Kurang dari satu blok dari kantor Saab di Caracas Tengah, puluhan pendukung partai yang berkuasa datang bersama-sama dengan sepeda motor di luar sekolah menengah Andres Bello. Mereka berkelahi dengan pendukung oposisi yang berkumpul di luar tempat itu selama 20 menit.
Sejauh ini, belum ada publikasi hasil pemilu ataupun exit poll. Ini dikarenakan aturan pemilihan umum di Venezuela yang tidak memperkenankan adanya hal-hal semacam itu disiarkan di publik.

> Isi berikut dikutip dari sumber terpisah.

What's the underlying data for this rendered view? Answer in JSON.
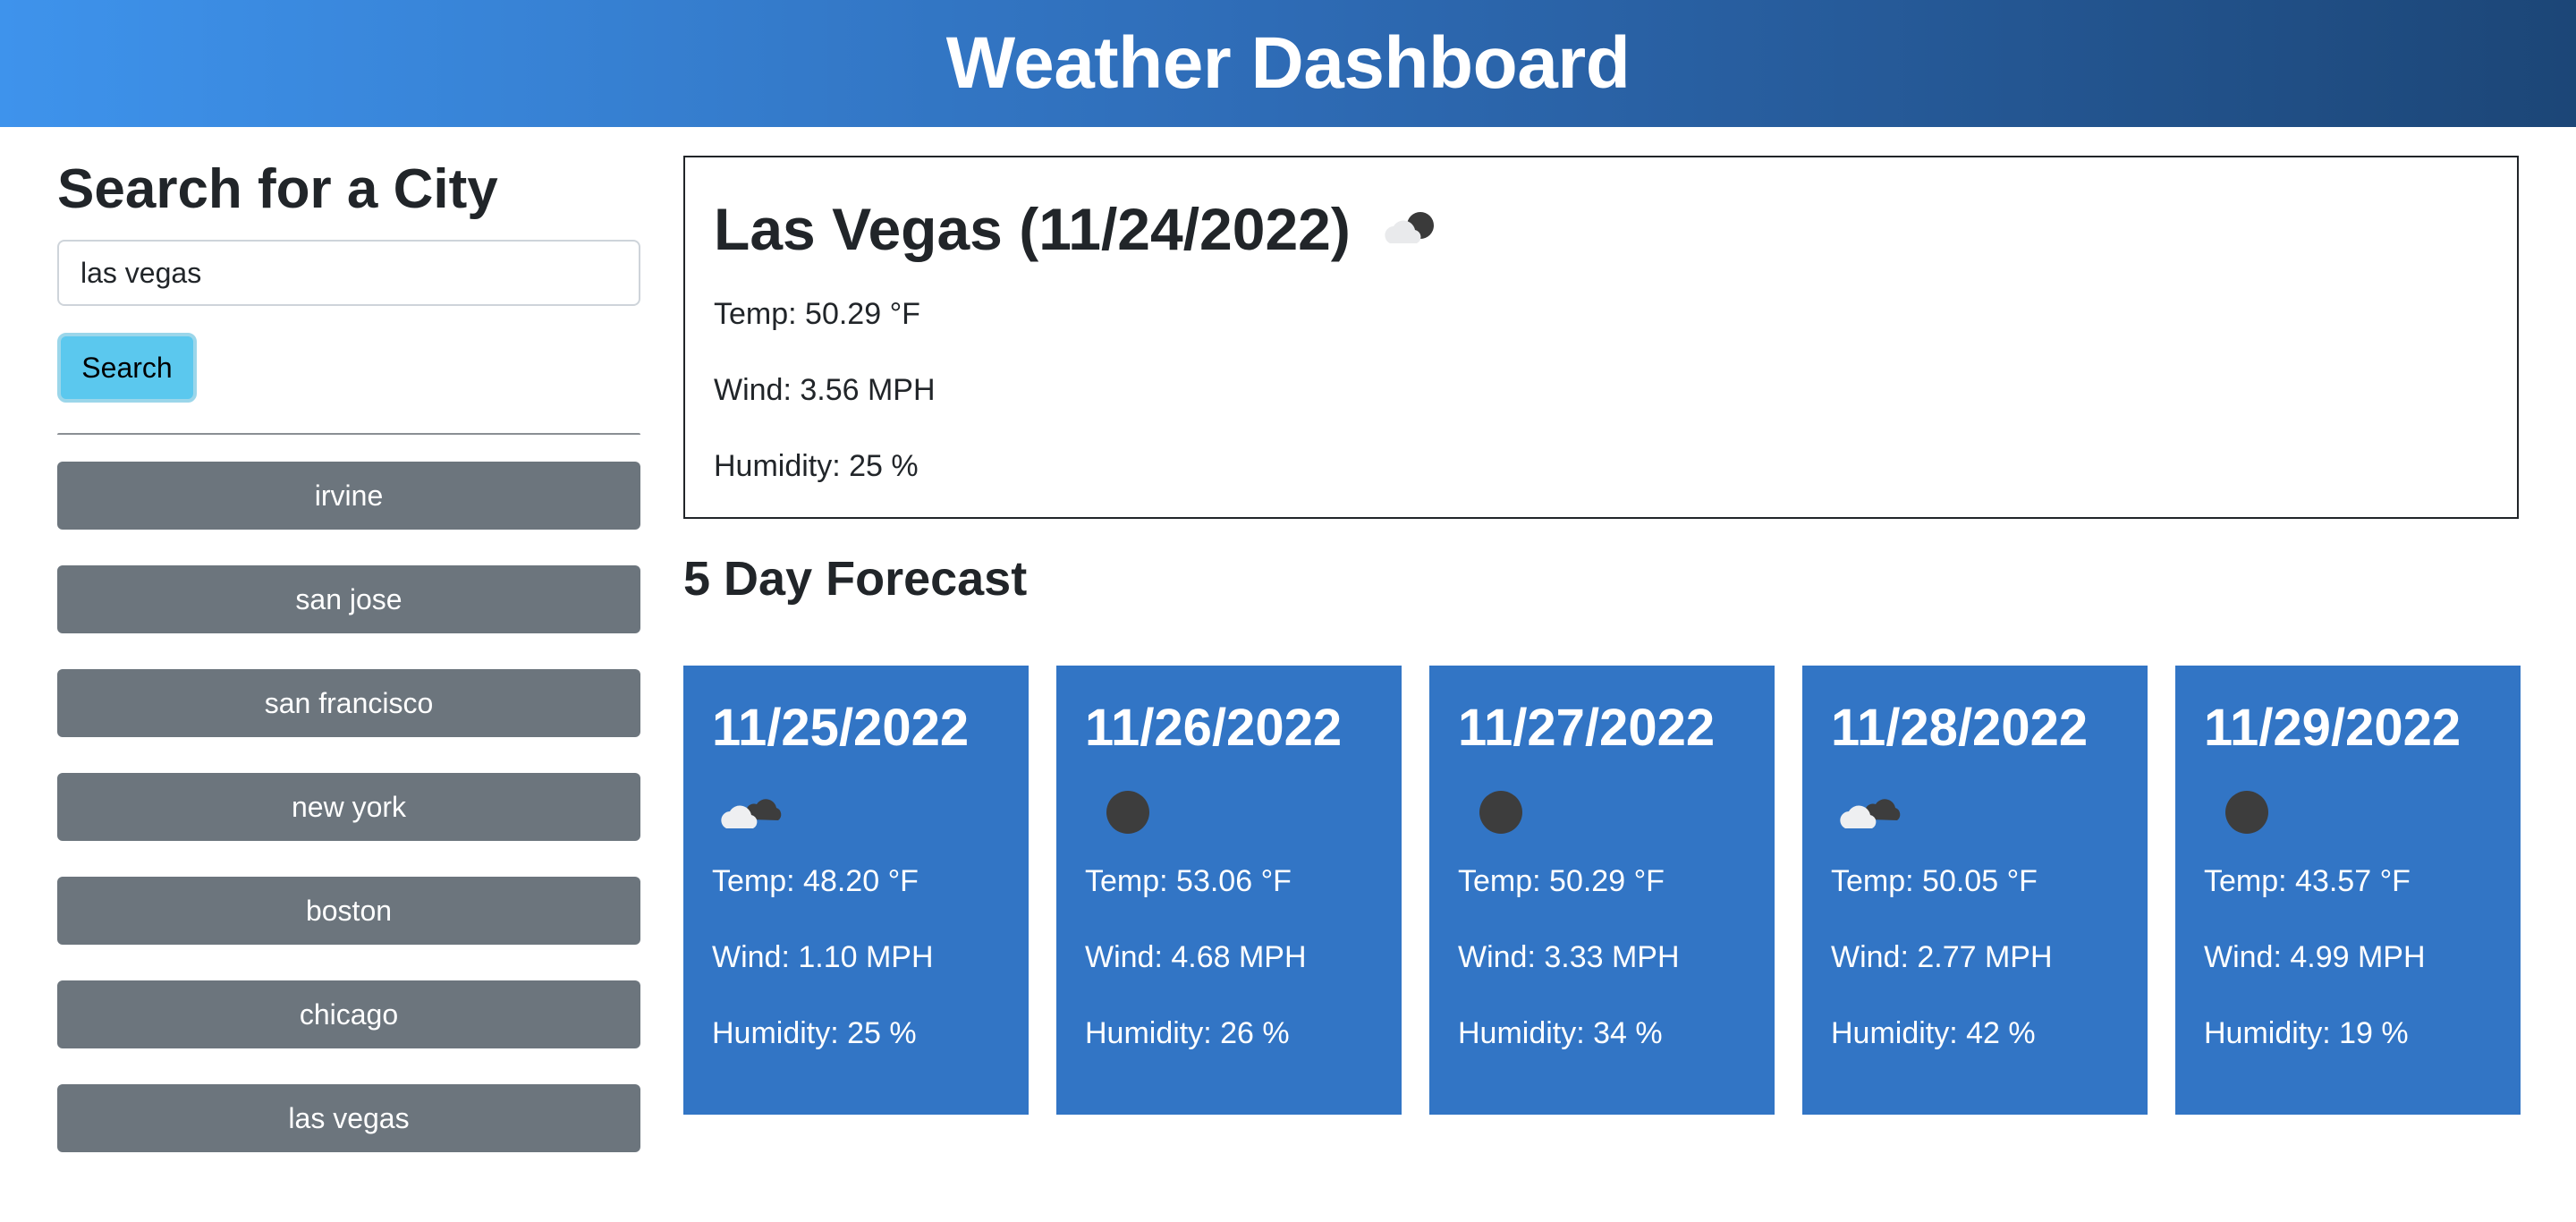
{
  "header": {
    "title": "Weather Dashboard"
  },
  "sidebar": {
    "title": "Search for a City",
    "search_value": "las vegas",
    "search_button": "Search",
    "history": [
      "irvine",
      "san jose",
      "san francisco",
      "new york",
      "boston",
      "chicago",
      "las vegas"
    ]
  },
  "current": {
    "title": "Las Vegas (11/24/2022)",
    "icon": "partly-cloudy-night-icon",
    "temp": "Temp: 50.29 °F",
    "wind": "Wind: 3.56 MPH",
    "humidity": "Humidity: 25 %"
  },
  "forecast": {
    "title": "5 Day Forecast",
    "days": [
      {
        "date": "11/25/2022",
        "icon": "broken-clouds-icon",
        "temp": "Temp: 48.20 °F",
        "wind": "Wind: 1.10 MPH",
        "humidity": "Humidity: 25 %"
      },
      {
        "date": "11/26/2022",
        "icon": "clear-night-icon",
        "temp": "Temp: 53.06 °F",
        "wind": "Wind: 4.68 MPH",
        "humidity": "Humidity: 26 %"
      },
      {
        "date": "11/27/2022",
        "icon": "clear-night-icon",
        "temp": "Temp: 50.29 °F",
        "wind": "Wind: 3.33 MPH",
        "humidity": "Humidity: 34 %"
      },
      {
        "date": "11/28/2022",
        "icon": "broken-clouds-icon",
        "temp": "Temp: 50.05 °F",
        "wind": "Wind: 2.77 MPH",
        "humidity": "Humidity: 42 %"
      },
      {
        "date": "11/29/2022",
        "icon": "clear-night-icon",
        "temp": "Temp: 43.57 °F",
        "wind": "Wind: 4.99 MPH",
        "humidity": "Humidity: 19 %"
      }
    ]
  },
  "colors": {
    "header_start": "#3e93ec",
    "header_end": "#1c4677",
    "card": "#3275c5",
    "history_button": "#6c757d",
    "search_button": "#5bc8ee"
  }
}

Gonzales dan pemimpin koalisinya, Maria Corina Machado, telah menjadi bintang kampanye dari kelompok oposisi. Sebenarnya, Machado yang awalnya mengajukan diri menjadi calon presiden, namun muncul larangan baginya untuk memegang jabatan publik.

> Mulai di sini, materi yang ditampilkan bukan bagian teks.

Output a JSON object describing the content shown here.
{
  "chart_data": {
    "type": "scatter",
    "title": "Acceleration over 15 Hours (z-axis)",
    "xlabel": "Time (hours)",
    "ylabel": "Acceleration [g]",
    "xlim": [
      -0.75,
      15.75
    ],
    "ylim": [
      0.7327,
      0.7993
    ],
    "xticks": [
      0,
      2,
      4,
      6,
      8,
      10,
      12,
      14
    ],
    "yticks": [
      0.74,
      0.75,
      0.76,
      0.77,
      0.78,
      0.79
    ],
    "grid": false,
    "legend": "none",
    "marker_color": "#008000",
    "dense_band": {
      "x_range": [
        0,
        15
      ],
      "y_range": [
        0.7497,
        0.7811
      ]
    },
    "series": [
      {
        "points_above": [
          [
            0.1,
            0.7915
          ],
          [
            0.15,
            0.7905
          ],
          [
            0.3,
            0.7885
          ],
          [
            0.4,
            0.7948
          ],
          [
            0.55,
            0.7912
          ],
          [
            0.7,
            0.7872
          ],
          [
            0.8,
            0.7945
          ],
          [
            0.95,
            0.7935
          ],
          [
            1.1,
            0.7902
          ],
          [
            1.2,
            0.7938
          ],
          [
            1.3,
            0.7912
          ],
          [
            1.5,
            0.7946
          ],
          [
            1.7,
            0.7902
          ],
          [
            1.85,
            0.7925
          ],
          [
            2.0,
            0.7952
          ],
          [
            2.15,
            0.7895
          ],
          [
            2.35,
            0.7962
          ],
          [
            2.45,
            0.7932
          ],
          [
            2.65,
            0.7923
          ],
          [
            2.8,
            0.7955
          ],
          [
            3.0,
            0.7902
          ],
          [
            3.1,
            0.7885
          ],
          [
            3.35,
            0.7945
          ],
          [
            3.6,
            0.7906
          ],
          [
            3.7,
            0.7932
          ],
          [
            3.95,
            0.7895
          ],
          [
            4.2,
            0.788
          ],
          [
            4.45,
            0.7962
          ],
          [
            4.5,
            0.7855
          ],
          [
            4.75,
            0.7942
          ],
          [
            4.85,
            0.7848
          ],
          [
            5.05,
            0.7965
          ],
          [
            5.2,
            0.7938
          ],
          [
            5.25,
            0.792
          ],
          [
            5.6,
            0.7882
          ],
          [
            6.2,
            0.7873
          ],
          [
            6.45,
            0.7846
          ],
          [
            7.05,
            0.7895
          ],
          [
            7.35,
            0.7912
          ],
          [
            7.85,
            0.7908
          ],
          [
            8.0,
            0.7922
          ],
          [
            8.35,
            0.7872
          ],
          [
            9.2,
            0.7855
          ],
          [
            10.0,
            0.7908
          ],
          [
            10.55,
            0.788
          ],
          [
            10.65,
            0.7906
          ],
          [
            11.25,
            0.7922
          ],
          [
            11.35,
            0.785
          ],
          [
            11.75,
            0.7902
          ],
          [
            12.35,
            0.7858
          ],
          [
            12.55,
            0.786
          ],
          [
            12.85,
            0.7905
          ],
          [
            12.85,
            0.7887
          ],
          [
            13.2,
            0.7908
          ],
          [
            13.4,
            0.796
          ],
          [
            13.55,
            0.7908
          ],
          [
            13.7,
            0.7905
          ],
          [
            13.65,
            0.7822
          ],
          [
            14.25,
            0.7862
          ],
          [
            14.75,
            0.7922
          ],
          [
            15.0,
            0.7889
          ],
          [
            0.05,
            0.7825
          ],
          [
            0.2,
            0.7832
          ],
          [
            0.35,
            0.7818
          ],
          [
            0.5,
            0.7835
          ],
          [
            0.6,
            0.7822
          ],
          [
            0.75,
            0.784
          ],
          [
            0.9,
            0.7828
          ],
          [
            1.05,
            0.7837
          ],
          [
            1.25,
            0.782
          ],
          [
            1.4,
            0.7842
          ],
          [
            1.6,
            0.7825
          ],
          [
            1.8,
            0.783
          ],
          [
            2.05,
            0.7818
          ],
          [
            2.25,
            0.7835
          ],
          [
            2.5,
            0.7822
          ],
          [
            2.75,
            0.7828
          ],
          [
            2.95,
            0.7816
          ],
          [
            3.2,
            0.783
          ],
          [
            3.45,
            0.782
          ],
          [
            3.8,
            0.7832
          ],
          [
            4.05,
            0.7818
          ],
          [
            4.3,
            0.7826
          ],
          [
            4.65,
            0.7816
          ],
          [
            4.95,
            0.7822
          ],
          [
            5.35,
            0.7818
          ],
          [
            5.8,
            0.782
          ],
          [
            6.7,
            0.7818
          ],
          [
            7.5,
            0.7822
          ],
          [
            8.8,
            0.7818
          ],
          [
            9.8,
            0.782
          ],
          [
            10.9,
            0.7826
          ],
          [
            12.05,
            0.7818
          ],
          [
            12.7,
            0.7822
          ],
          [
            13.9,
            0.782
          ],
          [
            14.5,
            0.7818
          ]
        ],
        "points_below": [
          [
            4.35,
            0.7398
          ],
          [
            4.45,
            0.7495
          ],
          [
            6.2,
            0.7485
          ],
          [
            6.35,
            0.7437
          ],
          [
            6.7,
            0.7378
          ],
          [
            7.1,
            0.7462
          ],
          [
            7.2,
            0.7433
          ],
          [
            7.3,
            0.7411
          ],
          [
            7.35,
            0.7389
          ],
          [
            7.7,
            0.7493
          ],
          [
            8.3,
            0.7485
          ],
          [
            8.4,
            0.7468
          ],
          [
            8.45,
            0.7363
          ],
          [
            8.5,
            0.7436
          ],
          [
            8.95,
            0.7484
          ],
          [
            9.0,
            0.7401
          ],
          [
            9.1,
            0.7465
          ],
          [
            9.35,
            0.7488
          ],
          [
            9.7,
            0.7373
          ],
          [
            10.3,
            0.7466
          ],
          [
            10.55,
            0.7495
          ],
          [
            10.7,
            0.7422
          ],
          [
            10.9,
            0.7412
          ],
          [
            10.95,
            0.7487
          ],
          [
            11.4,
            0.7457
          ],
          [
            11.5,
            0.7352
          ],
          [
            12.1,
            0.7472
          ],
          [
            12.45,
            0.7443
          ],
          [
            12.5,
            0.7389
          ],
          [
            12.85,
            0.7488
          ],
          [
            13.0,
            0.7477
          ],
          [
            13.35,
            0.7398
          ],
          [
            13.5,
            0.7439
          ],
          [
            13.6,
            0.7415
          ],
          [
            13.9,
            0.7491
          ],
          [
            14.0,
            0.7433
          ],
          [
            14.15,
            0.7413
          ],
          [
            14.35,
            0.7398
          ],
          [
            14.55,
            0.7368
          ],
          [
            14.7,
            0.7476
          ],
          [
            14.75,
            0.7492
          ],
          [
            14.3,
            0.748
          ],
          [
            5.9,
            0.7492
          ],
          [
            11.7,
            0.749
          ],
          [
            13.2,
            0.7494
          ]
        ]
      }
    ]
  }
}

Gonzalez telah memperoleh dukungan bahkan dari beberapa mantan pendukung partai yang berkuasa. Namun sejumlah oposisi dan pengamat mengajukan pertanyaan menjelang pemungutan suara apakah itu akan adil, dengan menitikberatkan penangkapan staf oposisi yang diduga diadakan untuk menciptakan hambatan.
Di sisi lain, Maduro, yang pemilihannya kembali pada tahun 2018 dianggap curang oleh sejumlah negara Barat, mengatakan Venezuela memiliki sistem pemilu paling transparan di dunia. Ia juga memperingatkan tentang adanya 'pertumpahan darah' jika ia kalah.
Sementara itu, sejumlah pemilih pun menitikberatkan pilihan mereka dengan alasan ekonomi. Beberapa diantaranya masih memilih Maduro karena ia dianggap sebagai penerus dari pendahulunya, Hugo Chavez, yang dikenal melakukan "pembengkakan" anggaran negara untuk program-program sosial.
"Saya bekerja membersihkan rumah dan keempat cucu saya bergantung pada saya. Saya hanya memperoleh US$ 15 (Rp 244 ribu) per minggu dan itu cukup untuk makan satu hari tetapi tidak untuk hari berikutnya," kata Luisa Gonzalez, 61 tahun, yang memberikan suara di negara bagian Bolivar, yang secara tradisional merupakan basis partai yang berkuasa.
"Kami telah menghabiskan waktu bertahun-tahun mencari perubahan. Saya seorang Chavista, tetapi orang-orang telah berubah," katanya, menggunakan istilah untuk pendukung partai yang berkuasa, merujuk pada mendiang Presiden Hugo Chavez.
Pemerintahan Maduro telah memimpin keruntuhan ekonomi, migrasi sekitar sepertiga penduduk, dan kemerosotan tajam dalam hubungan diplomatik. Kondisi ini "dimahkotai" oleh sanksi yang dijatuhkan oleh Amerika Serikat, Uni Eropa, dan negara-negara lain yang akhirnya melumpuhkan negara minyak yang sudah berjuang ini.
Upah minimum warga setara dengan US$ 3,50 (Rp 57 ribu) per bulan, sementara makanan pokok untuk keluarga beranggotakan lima orang diperkirakan berharga sekitar US$ 500 (Rp 8,1 juta). Banyak orang menerima keranjang makanan dari pemerintah atau kiriman uang dari kerabat di luar negeri.
Maduro mengatakan jika kembali berkuasa, ia akan menjamin perdamaian dan pertumbuhan ekonomi. Hal ini membuat sebagian kalangan masih terus memberikan dukungan padanya.
"Ada hal-hal yang tidak diragukan lagi perlu ditingkatkan di negara kita, tetapi pemerintah ini telah melewati sanksi dan blokade yang tidak ada duanya. Itulah sebabnya saya mendukung Presiden Maduro dan berpikir ia layak mendapatkan kesempatan lagi," kata Jose Lopez, 57, saat ia menunggu untuk memberikan suara di pusat kota Valencia.
Mengutip CNN International, Venezuela seharusnya adalah negara terkaya di Amerika Selatan. Namun negeri itu mulai mengalami kebangkrutan di 2014 di mana di 2022, Maduro sempat mengatakan negerinya tak mampu membayar utang US$ 150 miliar.